The dense and intertwined network of secret partisan communications and the role of couriers in transferring messages and ensuring the safe movement of partisans and civilians through the forest roads was crucial for the People’s Liberation Struggle in Yugoslavia, especially in the first phase of organised resistance. To understand the significance of the courier service, it is important to recall the difficult circumstances of resistance and the limited technological conditions of communication during the occupation, almost unimaginable from the perspective of modern users of mobile phones, satellite maps and social networks. The Ustasha-fascist propaganda apparatus had complete control over the means of communication and public information. Access to information and mutual communication of those who did not agree with the fascist (occupation) regime was reduced to personal contacts, coded correspondence, secret distribution of leaflets, and sporadic operation of illegal radio connections. Resistance forces moved away from the centres of power, into uninhabited and rural areas, where the wilderness became an essential ally of the resistance. The key to this alliance were individuals “on the ground” who could find safe locations and routes of movement and who possessed orientation skills for navigating natural expanses.

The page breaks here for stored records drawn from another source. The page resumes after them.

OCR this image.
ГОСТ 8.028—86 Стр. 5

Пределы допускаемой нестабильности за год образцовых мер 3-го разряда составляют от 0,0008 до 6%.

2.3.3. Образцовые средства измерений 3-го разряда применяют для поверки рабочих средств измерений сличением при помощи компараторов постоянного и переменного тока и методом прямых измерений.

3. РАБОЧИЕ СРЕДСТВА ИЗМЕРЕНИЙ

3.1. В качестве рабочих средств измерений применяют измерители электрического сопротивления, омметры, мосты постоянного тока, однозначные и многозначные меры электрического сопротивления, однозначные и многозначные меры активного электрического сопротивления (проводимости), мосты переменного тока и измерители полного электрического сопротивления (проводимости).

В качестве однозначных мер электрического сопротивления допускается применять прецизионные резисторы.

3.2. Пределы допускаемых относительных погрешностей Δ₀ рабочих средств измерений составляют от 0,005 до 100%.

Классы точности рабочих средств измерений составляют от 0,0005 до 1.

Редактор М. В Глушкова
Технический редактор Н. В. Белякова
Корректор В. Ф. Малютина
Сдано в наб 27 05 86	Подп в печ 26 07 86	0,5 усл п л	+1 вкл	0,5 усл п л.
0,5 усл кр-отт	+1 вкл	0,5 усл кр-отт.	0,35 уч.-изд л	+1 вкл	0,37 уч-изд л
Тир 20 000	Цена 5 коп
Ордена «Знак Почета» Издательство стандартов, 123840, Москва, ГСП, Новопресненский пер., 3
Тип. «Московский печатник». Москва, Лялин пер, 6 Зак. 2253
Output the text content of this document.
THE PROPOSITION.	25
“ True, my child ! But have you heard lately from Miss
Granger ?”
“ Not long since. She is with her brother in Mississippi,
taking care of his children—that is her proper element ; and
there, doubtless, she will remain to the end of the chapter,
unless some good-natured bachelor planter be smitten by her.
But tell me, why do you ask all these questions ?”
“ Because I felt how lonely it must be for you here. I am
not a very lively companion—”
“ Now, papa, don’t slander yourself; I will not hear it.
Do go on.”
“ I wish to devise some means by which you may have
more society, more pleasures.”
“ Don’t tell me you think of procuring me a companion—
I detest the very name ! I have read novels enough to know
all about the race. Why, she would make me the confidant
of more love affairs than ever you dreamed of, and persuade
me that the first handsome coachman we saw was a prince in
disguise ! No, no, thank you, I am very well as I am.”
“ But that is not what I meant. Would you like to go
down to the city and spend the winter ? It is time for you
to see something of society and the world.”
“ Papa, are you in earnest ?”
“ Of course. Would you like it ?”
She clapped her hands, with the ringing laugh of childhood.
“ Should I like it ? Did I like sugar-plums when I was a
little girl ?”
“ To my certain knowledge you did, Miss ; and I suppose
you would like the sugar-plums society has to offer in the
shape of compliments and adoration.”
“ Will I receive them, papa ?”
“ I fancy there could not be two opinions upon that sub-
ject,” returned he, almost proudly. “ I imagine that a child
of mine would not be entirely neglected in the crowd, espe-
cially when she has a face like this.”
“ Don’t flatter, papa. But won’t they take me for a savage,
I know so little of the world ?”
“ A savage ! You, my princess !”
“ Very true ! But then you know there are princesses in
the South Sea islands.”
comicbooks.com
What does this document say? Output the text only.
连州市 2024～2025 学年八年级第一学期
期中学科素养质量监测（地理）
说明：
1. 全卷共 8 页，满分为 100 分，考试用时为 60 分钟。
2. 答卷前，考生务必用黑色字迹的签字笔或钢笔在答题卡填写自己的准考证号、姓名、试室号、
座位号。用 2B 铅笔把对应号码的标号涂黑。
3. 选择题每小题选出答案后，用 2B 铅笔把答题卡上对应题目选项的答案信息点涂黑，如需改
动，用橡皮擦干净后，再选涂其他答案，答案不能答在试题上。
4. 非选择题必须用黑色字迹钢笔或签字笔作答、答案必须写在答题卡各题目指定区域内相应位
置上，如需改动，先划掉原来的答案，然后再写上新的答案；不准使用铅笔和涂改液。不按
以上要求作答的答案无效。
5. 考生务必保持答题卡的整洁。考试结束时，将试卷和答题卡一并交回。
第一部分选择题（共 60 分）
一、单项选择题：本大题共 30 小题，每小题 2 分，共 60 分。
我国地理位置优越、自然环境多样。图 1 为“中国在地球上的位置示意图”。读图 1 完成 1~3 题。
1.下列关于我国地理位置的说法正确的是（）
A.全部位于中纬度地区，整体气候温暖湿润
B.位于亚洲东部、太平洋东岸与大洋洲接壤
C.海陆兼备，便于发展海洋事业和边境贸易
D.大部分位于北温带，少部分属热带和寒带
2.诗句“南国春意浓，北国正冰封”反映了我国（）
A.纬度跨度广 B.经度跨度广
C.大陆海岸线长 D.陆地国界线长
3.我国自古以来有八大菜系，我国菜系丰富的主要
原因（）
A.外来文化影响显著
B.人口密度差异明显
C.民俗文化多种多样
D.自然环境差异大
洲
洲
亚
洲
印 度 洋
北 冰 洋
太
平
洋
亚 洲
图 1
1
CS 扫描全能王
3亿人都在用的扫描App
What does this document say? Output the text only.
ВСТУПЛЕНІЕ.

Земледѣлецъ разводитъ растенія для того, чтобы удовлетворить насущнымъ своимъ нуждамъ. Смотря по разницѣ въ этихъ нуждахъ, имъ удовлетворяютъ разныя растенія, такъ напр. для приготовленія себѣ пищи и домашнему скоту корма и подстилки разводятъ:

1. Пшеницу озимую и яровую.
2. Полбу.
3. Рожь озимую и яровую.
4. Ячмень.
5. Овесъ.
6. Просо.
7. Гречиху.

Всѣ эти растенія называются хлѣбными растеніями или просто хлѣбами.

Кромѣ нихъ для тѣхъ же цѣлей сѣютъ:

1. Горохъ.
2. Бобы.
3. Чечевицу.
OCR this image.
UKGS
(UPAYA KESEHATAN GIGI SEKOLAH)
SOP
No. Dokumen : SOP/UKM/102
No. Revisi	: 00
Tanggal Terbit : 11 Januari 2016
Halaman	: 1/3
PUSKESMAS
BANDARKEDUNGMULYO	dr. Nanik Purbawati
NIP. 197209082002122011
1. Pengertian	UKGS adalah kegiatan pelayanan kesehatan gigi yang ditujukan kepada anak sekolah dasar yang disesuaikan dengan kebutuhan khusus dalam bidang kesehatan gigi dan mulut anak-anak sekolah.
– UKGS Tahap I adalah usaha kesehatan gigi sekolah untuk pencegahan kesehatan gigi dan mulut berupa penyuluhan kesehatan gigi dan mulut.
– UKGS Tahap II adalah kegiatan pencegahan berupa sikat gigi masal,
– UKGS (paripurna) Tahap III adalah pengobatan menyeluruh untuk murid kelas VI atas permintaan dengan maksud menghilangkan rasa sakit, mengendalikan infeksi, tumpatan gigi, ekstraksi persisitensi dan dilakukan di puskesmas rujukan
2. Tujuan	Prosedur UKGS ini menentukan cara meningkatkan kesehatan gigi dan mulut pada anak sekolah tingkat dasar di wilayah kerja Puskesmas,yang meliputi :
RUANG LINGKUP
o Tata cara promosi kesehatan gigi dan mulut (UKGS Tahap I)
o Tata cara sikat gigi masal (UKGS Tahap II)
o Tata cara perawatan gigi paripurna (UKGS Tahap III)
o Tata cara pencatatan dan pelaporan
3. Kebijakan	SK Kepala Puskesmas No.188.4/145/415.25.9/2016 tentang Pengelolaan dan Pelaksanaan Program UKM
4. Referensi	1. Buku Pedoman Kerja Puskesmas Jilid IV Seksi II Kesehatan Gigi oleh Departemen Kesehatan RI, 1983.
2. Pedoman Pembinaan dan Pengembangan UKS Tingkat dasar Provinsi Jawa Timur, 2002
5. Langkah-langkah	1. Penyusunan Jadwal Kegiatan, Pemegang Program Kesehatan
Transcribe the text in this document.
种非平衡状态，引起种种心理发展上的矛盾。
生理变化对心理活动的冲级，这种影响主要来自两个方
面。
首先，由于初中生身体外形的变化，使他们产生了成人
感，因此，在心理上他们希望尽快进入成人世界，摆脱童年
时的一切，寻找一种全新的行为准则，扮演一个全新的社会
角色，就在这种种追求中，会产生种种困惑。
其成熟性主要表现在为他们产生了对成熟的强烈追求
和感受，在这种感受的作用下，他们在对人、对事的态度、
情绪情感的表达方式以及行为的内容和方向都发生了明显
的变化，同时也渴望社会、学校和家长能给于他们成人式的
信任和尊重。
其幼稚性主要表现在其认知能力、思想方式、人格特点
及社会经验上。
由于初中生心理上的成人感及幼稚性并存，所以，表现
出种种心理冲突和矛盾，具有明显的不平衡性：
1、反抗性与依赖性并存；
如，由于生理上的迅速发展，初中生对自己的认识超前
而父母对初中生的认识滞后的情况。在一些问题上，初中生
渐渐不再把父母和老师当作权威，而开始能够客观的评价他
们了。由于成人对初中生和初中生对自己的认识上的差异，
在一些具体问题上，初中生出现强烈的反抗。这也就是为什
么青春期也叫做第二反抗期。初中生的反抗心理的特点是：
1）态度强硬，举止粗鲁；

Already in the historiography of the socialist period, the role of the courier was marginalised, and today it is almost completely forgotten or trivialised. Due to the secrecy of their activities, the names and biographies of couriers, many of whom died zealously performing their tasks, have been forgotten or are found in rare footnotes in historical studies.

 

Sanja Horvatinčić

Sources / Further reading
  • Romano Pilčić Celić, “Biography”; Katica Brusić, “Partisan paths and paths – lecture”, State Archives Rijeka, Katica Brusić fund, HR-DARI-1300;
  • Krsto Petrović, Partizanski kurir (Belgrade: Rad, 1961)
  • Mirko Četković, Veze u NOB-u 1941-1945. (book 1 and 2) (Belgrade: Military Publishing House, 1976).